You’re not crazy; you can’t drink as much as you used to. When we age, our bodies’ capacity to eliminate toxins gets slower. As so, you could get drunk on less booze than you used to.

3. How Much You’d Had Drunk

A 2017 study discovered that the number of drinks you have fails to affect how long your hangover lasts significantly. But drinking a lot worsens the hangover, and bad hangovers tend to last longer.

4. Drinking With An Empty Stomach

Drinking on an empty stomach is not advised for many reasons. For one, it makes you drunk quickly, and it’s far more likely that you’ll be unhappy the day after. Also, drinking on an empty stomach serves to make hangovers worse. 

Alcohol damages the walls of your stomach. When you haven’t eaten, you’ll likely get stomach pain and throw up after drinking.

5. Certain Prescription Drugs

Some drugs make it hard for the body to process booze correctly.

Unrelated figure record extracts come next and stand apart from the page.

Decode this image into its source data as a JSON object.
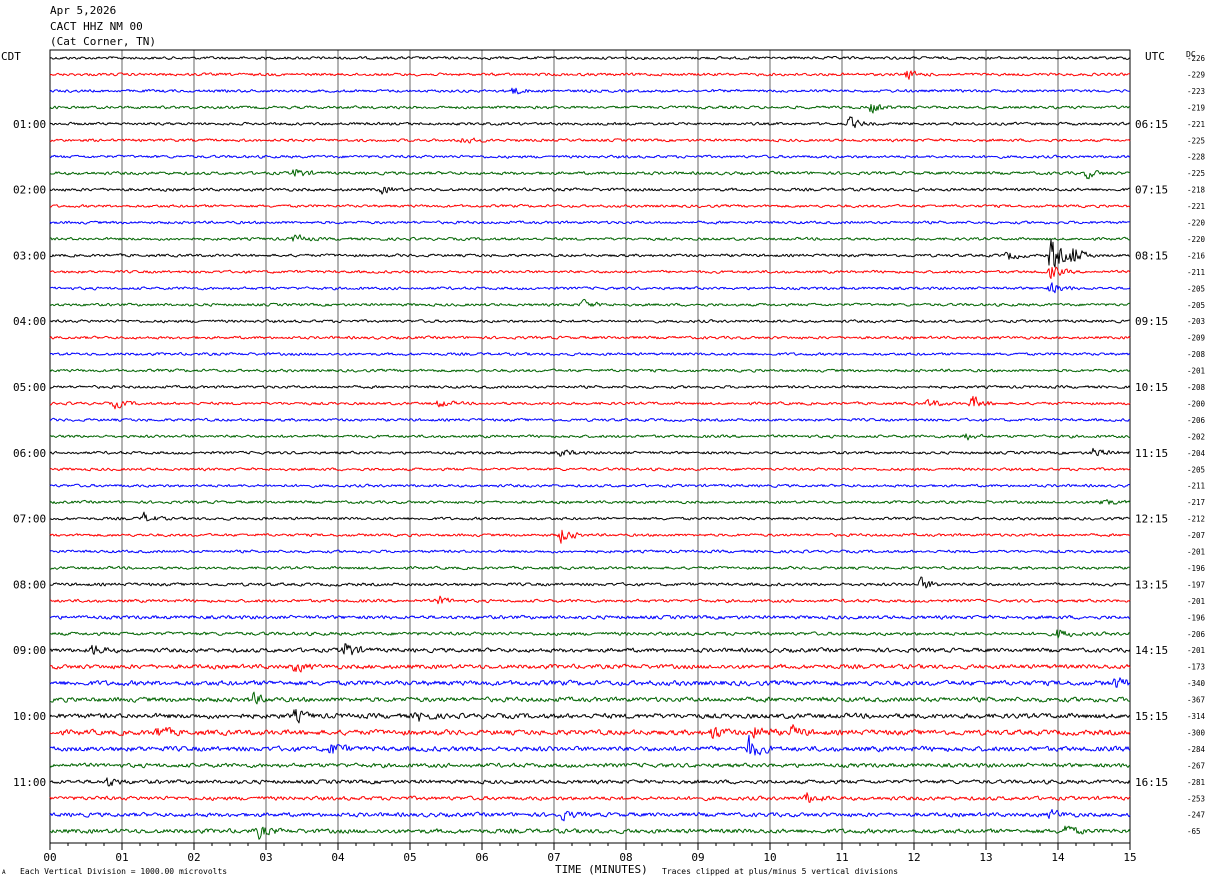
{
  "header": {
    "date": "Apr 5,2026",
    "station": "CACT HHZ NM 00",
    "location": "(Cat Corner, TN)"
  },
  "labels": {
    "left_tz": "CDT",
    "right_tz": "UTC",
    "dc": "DC"
  },
  "footer": {
    "scale_note": "Each Vertical Division = 1000.00 microvolts",
    "clip_note": "Traces clipped at plus/minus 5 vertical divisions",
    "mark": "A"
  },
  "chart_data": {
    "type": "line",
    "xlabel": "TIME (MINUTES)",
    "xlim": [
      0,
      15
    ],
    "x_ticks": [
      "00",
      "01",
      "02",
      "03",
      "04",
      "05",
      "06",
      "07",
      "08",
      "09",
      "10",
      "11",
      "12",
      "13",
      "14",
      "15"
    ],
    "trace_colors": [
      "#000000",
      "#ff0000",
      "#0000ff",
      "#006400"
    ],
    "row_count": 48,
    "left_hour_labels": [
      {
        "row": 4,
        "label": "01:00"
      },
      {
        "row": 8,
        "label": "02:00"
      },
      {
        "row": 12,
        "label": "03:00"
      },
      {
        "row": 16,
        "label": "04:00"
      },
      {
        "row": 20,
        "label": "05:00"
      },
      {
        "row": 24,
        "label": "06:00"
      },
      {
        "row": 28,
        "label": "07:00"
      },
      {
        "row": 32,
        "label": "08:00"
      },
      {
        "row": 36,
        "label": "09:00"
      },
      {
        "row": 40,
        "label": "10:00"
      },
      {
        "row": 44,
        "label": "11:00"
      }
    ],
    "right_hour_labels": [
      {
        "row": 4,
        "label": "06:15"
      },
      {
        "row": 8,
        "label": "07:15"
      },
      {
        "row": 12,
        "label": "08:15"
      },
      {
        "row": 16,
        "label": "09:15"
      },
      {
        "row": 20,
        "label": "10:15"
      },
      {
        "row": 24,
        "label": "11:15"
      },
      {
        "row": 28,
        "label": "12:15"
      },
      {
        "row": 32,
        "label": "13:15"
      },
      {
        "row": 36,
        "label": "14:15"
      },
      {
        "row": 40,
        "label": "15:15"
      },
      {
        "row": 44,
        "label": "16:15"
      }
    ],
    "dc_offsets": [
      "-226",
      "-229",
      "-223",
      "-219",
      "-221",
      "-225",
      "-228",
      "-225",
      "-218",
      "-221",
      "-220",
      "-220",
      "-216",
      "-211",
      "-205",
      "-205",
      "-203",
      "-209",
      "-208",
      "-201",
      "-208",
      "-200",
      "-206",
      "-202",
      "-204",
      "-205",
      "-211",
      "-217",
      "-212",
      "-207",
      "-201",
      "-196",
      "-197",
      "-201",
      "-196",
      "-206",
      "-201",
      "-173",
      "-340",
      "-367",
      "-314",
      "-300",
      "-284",
      "-267",
      "-281",
      "-253",
      "-247",
      "-65"
    ],
    "noise_level": [
      1,
      1,
      1,
      1,
      1,
      1,
      1,
      1.1,
      1.1,
      1,
      1,
      1,
      1,
      1,
      1,
      1,
      1,
      1,
      1,
      1,
      1,
      1,
      1,
      1,
      1,
      1,
      1,
      1,
      1,
      1,
      1,
      1,
      1.1,
      1.1,
      1.3,
      1.2,
      1.5,
      1.6,
      1.8,
      1.7,
      1.8,
      1.9,
      1.8,
      1.5,
      1.4,
      1.4,
      1.5,
      1.6
    ],
    "events": [
      {
        "row": 1,
        "minute": 11.9,
        "amp": 6
      },
      {
        "row": 2,
        "minute": 6.4,
        "amp": 7
      },
      {
        "row": 3,
        "minute": 11.4,
        "amp": 8
      },
      {
        "row": 4,
        "minute": 11.1,
        "amp": 8
      },
      {
        "row": 5,
        "minute": 5.7,
        "amp": 6
      },
      {
        "row": 7,
        "minute": 3.4,
        "amp": 7
      },
      {
        "row": 7,
        "minute": 14.4,
        "amp": 6
      },
      {
        "row": 8,
        "minute": 4.6,
        "amp": 5
      },
      {
        "row": 11,
        "minute": 3.4,
        "amp": 6
      },
      {
        "row": 12,
        "minute": 13.3,
        "amp": 6
      },
      {
        "row": 12,
        "minute": 13.9,
        "amp": 30
      },
      {
        "row": 12,
        "minute": 14.2,
        "amp": 14
      },
      {
        "row": 13,
        "minute": 13.9,
        "amp": 10
      },
      {
        "row": 14,
        "minute": 13.9,
        "amp": 8
      },
      {
        "row": 15,
        "minute": 7.4,
        "amp": 6
      },
      {
        "row": 21,
        "minute": 0.9,
        "amp": 6
      },
      {
        "row": 21,
        "minute": 5.4,
        "amp": 5
      },
      {
        "row": 21,
        "minute": 12.2,
        "amp": 6
      },
      {
        "row": 21,
        "minute": 12.8,
        "amp": 10
      },
      {
        "row": 23,
        "minute": 12.7,
        "amp": 5
      },
      {
        "row": 24,
        "minute": 7.1,
        "amp": 5
      },
      {
        "row": 24,
        "minute": 14.5,
        "amp": 7
      },
      {
        "row": 27,
        "minute": 14.6,
        "amp": 6
      },
      {
        "row": 28,
        "minute": 1.3,
        "amp": 7
      },
      {
        "row": 29,
        "minute": 7.1,
        "amp": 11
      },
      {
        "row": 32,
        "minute": 12.1,
        "amp": 9
      },
      {
        "row": 33,
        "minute": 5.4,
        "amp": 6
      },
      {
        "row": 35,
        "minute": 14.0,
        "amp": 7
      },
      {
        "row": 36,
        "minute": 0.6,
        "amp": 7
      },
      {
        "row": 36,
        "minute": 4.1,
        "amp": 12
      },
      {
        "row": 37,
        "minute": 3.4,
        "amp": 7
      },
      {
        "row": 38,
        "minute": 14.8,
        "amp": 7
      },
      {
        "row": 39,
        "minute": 2.8,
        "amp": 8
      },
      {
        "row": 40,
        "minute": 3.4,
        "amp": 8
      },
      {
        "row": 40,
        "minute": 5.1,
        "amp": 7
      },
      {
        "row": 41,
        "minute": 1.5,
        "amp": 8
      },
      {
        "row": 41,
        "minute": 9.2,
        "amp": 9
      },
      {
        "row": 41,
        "minute": 9.8,
        "amp": 9
      },
      {
        "row": 41,
        "minute": 10.3,
        "amp": 8
      },
      {
        "row": 42,
        "minute": 3.9,
        "amp": 9
      },
      {
        "row": 42,
        "minute": 9.7,
        "amp": 16
      },
      {
        "row": 44,
        "minute": 0.8,
        "amp": 6
      },
      {
        "row": 45,
        "minute": 10.5,
        "amp": 8
      },
      {
        "row": 46,
        "minute": 7.1,
        "amp": 6
      },
      {
        "row": 46,
        "minute": 13.9,
        "amp": 6
      },
      {
        "row": 47,
        "minute": 2.9,
        "amp": 8
      },
      {
        "row": 47,
        "minute": 14.1,
        "amp": 8
      }
    ]
  }
}
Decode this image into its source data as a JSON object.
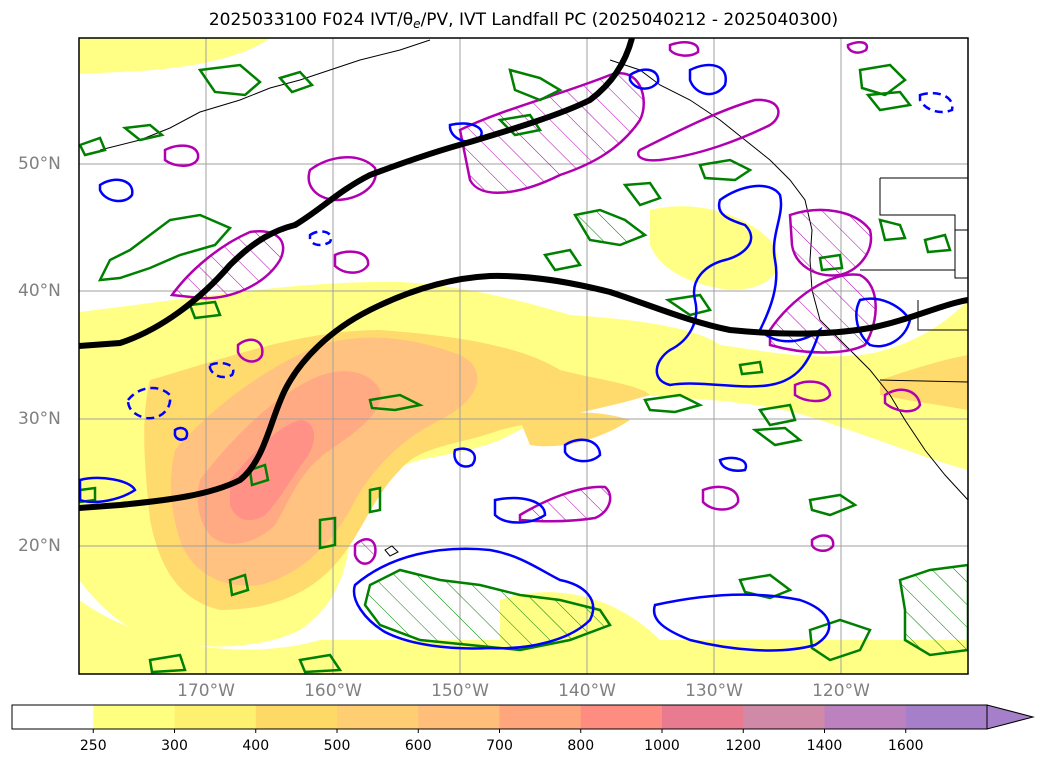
{
  "title": {
    "prefix": "2025033100 F024 IVT/",
    "theta": "θ",
    "sub": "e",
    "suffix": "/PV, IVT Landfall PC (2025040212 - 2025040300)"
  },
  "map": {
    "lat_labels": [
      "50°N",
      "40°N",
      "30°N",
      "20°N"
    ],
    "lon_labels": [
      "170°W",
      "160°W",
      "150°W",
      "140°W",
      "130°W",
      "120°W"
    ],
    "layers": {
      "ivt_fill": "IVT shading (kg m-1 s-1)",
      "theta_e_contours": "green",
      "pv_contours": "blue",
      "landfall_pc": "magenta hatched",
      "jet_axis": "black thick line"
    }
  },
  "colorbar": {
    "ticks": [
      "250",
      "300",
      "400",
      "500",
      "600",
      "700",
      "800",
      "1000",
      "1200",
      "1400",
      "1600"
    ],
    "colors": [
      "#ffffff",
      "#ffff80",
      "#fff170",
      "#ffd966",
      "#ffce73",
      "#ffbf7a",
      "#ffa67d",
      "#ff8c80",
      "#e87b8f",
      "#d08aa8",
      "#bb82bf",
      "#a57fc9"
    ],
    "extend": "max"
  }
}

Given this, you’re prone to get sick, and your hangover lasts longer. Several common drugs that affect how your body handles drinking are:

  • Medicines for depression and anxiety
  • Antibiotics and medications for allergies

If you’re taking medicine, speak with your doctor or pharmacist before you drink.

6. Dehydration

Alcohol makes you urinate more, which could result in dehydration if you don’t drink water. If you’re drunk enough to throw up, you lose more fluid.

Mild dehydration will make you feel faint and tired and give you headaches. These are all signs of a hangover. The longer you feel bad, the more dehydrated you are.

7. Current Health Problems

Health issues affecting how your body processes booze or blood sugar may leave a hangover worse or last longer. Examples are kidney and liver diseases, plus diabetes.

Since alcohol is a widespread cause of migraines, people who get them often will likely suffer hangovers, notably headaches.

Tips For Drinking Alcohol

Only not drinking will prevent an awful hangover. If you aren’t willing to give up booze, these ideas can help:

  • Eat – Empty Stomachs take in alcohol faster. Eat before you drink, and eat while you drink, to slow the absorption.
  • Minimize It – Only drink what you intended. Don’t let anyone try to convince you to have more.
  • Slow Down – Sipping rather than chugging and combining booze with cocktails or different nonalcoholic drinks keeps you from having a lot.
  • Be DD – Being the designated driver reduces the desire to drink more. Your friends will adore you for avoiding hangovers.
  • Chose Drinks – Cut back on red wine and bourbon. Congeners in dark drinks increase hangovers.


Many hangovers get better within 24 hours. Everyone’s body deals with alcohol variously, so the chance that you get a hangover varies on several factors.

The trick to avoiding them is drinking in balance. When you have hangovers often, it could mean you’re drinking excessively.